Since hydrogen and fluorine can only form single bonds, they are always terminal atoms in Lewis structures.
Be sure when counting valence electrons that the charge on the species being examined is accounted for. If
the species is a cation, then the positive charge of the ion is subtracted from the total number of valence
electrons to give the correct number of electrons to be used in the Lewis structure. If the species is an anion,
then the negative charge is added to the total number of valence electrons.
Section 9.7
Formal Charge and Lewis Structure
Formal charge is a bookkeeping method used to assist in assigning arrangement of atoms in Lewis
structures. Formal charge is the difference between the number of valence electrons in an isolated atom and
the number of electrons assigned to that atom in a Lewis structure. The sum of formal charges of all atoms
within a Lewis structure must be equal to the charge on the species. That is, the sum of formal charges will
be zero for neutral compounds, positive for cations, and negative for anions. Three guidelines for use of
formal charges are:
1. Lewis structure with no formal charges are preferred for neutral molecules
2. Structures with the smallest possible formal charges are most likely
3. In general, negative formal charges are found on the most electronegative atoms
Section 9.8
The Concepts of Resonance
Your author uses the analogy of a rhinoceros as being a cross between a griffin, a mythical animal –
part eagle and part lion – and a unicorn, another mythical animal that is horselike with a single horn in the
center of its forehead. This analogy is used to discuss resonance forms for such molecules as ozone or
benzene where Lewis structures do not adequately describe what is known to be the true structure. Thus, the
two Lewis structures of benzene
are like the griffin and the unicorn. Neither one actually exist but a combination of the two are required to
describe what we know is the real structure of benzene.
Section 9.9
Exceptions to the Octet Rule
Since there are so many exceptions to the octet rule, perhaps it would be better to call it the octet
generalization. The value of Lewis structures and the octet rule are that they are simple to use and describe
and
many common compounds. There are several examples of exceptions to the octet rule. Such molecules as
those with odd number of valence electrons, (NO, for example), that form an incomplete octet like BF3 and
those that use the expanded octet such as SF6, are all examples of violations to the octet rule.
Section 9.10
Bond Energy
When thermochemical information about specific compounds is not known, one can use bond
dissociation energy to estimate enthalpies of reaction. It should be understood that using “average bond”

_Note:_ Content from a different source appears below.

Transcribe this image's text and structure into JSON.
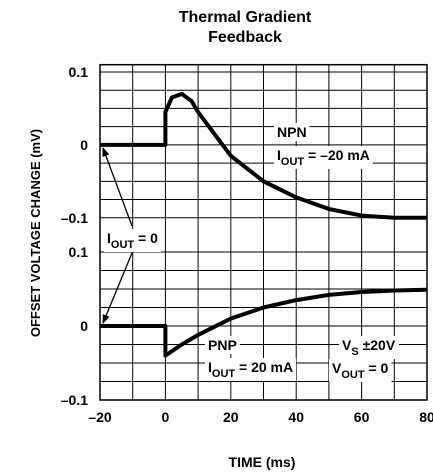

energies will result in only an estimate and will not agree with ∆H’s found using actual thermochemical values.
Your author uses the equation:
∆ H ° = ∑ BE (reactants) - ∑ BE (products)
which is correct; however, this equation may give rise to confusion for your students because the term ∆
refers to final minus initial states. It should seem that ∆Ho should equal the sum of the bond energies of the
products minus the sum of the bond energies of the reactants, but this will result in ∆Ho with the wrong sign.
One way to get around this dilemma is to do the following:
a)
determine the type and number of bonds broken and total energy required to break these
bonds
b) determine the type and number of bonds formed and total energy released when these bonds
are formed
Since breaking bonds requires energy, it must be an endothermic process so that ∆H for bond breaking (part
a above) must have a positive sign while bond formation releases energy thus that process (part b above)
must be exothermic and have a negative ∆H. The overall ∆H is just the addition of those two values or
∆ H ° = ∆ H bond breaking + ∆ H bond forming
keeping in mind that the first term is positive and the second is negative.